The Policy Statements also provide numerous examples of sufficient financial integration. There can be, among other things, an agreement to provide services at a capitated rate, or to provide particular services for a predetermined percentage of the premium or a predetermined revenue stream. There also could be, for instance, the use of significant financial incentives to achieve specific cost-containment goals, or the agreement to treat complex cases for a fixed, predetermined fee. The point is that, however it is to be achieved, it is incumbent upon the group to share financial risk in such a way that each member has an economic incentive to ensure that the group as a whole produces material efficiencies that will benefit consumers.

It is important to keep in mind that not all provider networks involve sufficient financial, clinical, or other economic integration to apply the rule of reason to joint price negotiations with payers. For example, an arrangement among competing providers simply to engage in joint billing, joint collection services, or even joint purchasing of medical supplies or services is generally not the type of economic integration needed to allow providers jointly to set their reimbursement rates under the rule of reason. Rather, such steps simply reflect an effort to coordinate and share some administrative expenses or to receive volume purchasing discounts.

The economic integration that justifies application of the rule of reason to joint price negotiations with payers requires the sharing of some form of financial risk, such as an agreement by providers to accept a capitated rate, a predetermined percentage of revenue from a health plan, or sufficient clinical integration to induce the group’s members to improve the quality and efficiency of the care they provide. While there is no particular formula that can cover all types of legitimate clinical integration, the key is that there must be sufficient clinical integration to motivate the kinds of changes that can achieve real cost containment or other performance benchmarks. For example, indicia of clinical integration may include: adequate infrastructure; an adequate number of meaningful protocols for diagnoses and treatment of diseases; enforceable performance standards; and proof of physician commitment to the program. However, where purported efforts to integrate are principally a vehicle for obtaining and exploiting market power or simply a subterfuge for price fixing, then antitrust is there, as it should be, to protect competition and consumers.
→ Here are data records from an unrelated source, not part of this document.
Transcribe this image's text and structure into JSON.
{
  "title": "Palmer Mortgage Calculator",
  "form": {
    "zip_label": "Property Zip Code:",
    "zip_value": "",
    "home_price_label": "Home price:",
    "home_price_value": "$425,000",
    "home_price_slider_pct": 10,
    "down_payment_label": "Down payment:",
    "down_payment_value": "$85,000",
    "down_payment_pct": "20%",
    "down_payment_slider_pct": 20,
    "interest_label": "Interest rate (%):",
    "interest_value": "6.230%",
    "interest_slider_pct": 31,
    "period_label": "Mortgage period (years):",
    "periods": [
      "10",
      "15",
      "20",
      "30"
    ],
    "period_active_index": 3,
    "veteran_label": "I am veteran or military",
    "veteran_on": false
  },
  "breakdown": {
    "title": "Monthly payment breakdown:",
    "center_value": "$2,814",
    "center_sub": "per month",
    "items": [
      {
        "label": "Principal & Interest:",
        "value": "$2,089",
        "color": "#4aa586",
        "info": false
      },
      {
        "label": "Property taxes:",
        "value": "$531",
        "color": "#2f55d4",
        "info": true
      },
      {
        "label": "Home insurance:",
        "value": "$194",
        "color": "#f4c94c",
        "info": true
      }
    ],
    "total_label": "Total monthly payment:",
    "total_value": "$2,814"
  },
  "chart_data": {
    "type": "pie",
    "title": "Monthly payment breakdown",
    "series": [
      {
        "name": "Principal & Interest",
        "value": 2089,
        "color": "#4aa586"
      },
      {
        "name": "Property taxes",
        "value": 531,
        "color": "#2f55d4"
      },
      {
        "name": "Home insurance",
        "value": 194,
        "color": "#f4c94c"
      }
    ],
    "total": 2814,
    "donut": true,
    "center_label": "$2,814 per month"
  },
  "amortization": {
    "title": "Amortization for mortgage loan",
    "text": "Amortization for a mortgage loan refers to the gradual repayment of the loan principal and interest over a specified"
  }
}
The Affordable Care Act’s development of ACOs is a good example of how providers might work together to deliver more efficient, high-quality care without inhibiting competition, so long as their collaborations are properly constructed. For example, the ACO encourages competing physicians, and possibly other providers, to coordinate care for a defined Medicare population through redesigning care protocols, utilizing health IT, investing in infrastructure, and meeting quality targets. If the ACO meets quality-of-care and cost targets, it can share the savings with HHS.
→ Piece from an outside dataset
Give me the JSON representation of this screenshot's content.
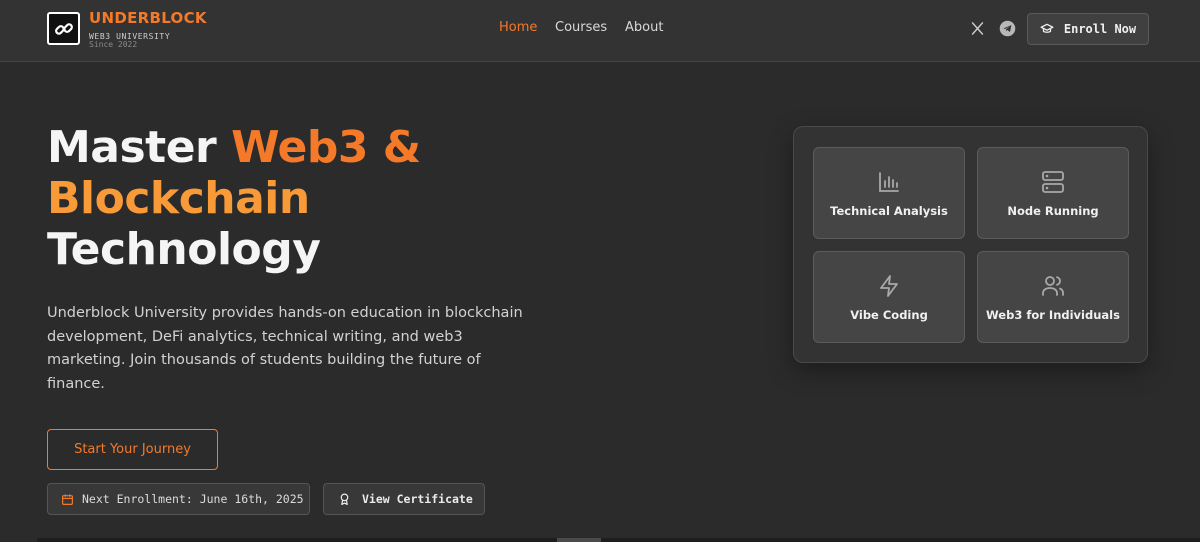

Properly constructed, ACOs have the potential to improve health care delivery and drive down costs. Thus, as reform moves forward, the Justice Department will work closely with HHS and providers to offer whatever guidance may be needed to ensure that providers pursue beneficial integrated ACOs without running afoul of the antitrust laws.
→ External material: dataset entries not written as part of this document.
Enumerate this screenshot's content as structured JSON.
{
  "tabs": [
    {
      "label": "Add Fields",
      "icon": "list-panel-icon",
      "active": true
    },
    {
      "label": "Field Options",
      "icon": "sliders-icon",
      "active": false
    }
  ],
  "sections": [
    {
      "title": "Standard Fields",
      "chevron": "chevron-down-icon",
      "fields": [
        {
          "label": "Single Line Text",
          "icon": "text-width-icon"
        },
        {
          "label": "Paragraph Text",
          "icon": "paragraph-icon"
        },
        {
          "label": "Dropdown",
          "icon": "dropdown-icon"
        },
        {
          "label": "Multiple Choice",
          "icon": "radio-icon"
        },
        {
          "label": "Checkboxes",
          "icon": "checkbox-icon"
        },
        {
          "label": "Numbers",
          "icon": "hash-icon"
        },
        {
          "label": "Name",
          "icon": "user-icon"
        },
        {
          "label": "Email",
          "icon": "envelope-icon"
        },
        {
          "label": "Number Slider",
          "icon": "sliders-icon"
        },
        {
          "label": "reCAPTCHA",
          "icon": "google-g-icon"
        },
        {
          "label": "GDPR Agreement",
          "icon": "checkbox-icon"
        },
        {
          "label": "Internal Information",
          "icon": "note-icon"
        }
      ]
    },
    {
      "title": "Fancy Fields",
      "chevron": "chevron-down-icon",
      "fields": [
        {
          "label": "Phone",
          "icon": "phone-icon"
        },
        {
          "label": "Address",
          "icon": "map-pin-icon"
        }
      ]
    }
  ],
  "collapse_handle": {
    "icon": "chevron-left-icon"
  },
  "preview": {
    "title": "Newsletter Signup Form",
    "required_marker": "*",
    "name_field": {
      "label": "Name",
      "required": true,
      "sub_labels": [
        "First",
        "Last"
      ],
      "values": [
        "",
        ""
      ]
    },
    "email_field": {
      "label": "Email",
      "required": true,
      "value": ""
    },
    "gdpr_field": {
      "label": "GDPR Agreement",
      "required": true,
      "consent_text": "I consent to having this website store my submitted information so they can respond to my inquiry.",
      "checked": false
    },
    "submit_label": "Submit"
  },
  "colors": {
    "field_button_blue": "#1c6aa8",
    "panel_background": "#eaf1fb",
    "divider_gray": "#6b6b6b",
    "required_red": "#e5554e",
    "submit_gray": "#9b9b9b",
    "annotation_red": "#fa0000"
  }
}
The government, according to CHRISTINE A. VARNEY, the Assistant Attorney General of the Justice Department’s Antitrust Division, wants to see if there are additional, or better, ways to reach out to clinical-integration stakeholders and convey the important message that antitrust is not an impediment to legitimate clinical integration and should not be a concern to those contemplating such efforts. The government also wants to see if it can improve, streamline, and make more transparent our review of integrated provider networks. The ultimate goal is to ensure that health care providers have the necessary guidance to form innovative, integrated health care delivery systems without unduly confining providers to any particular delivery model.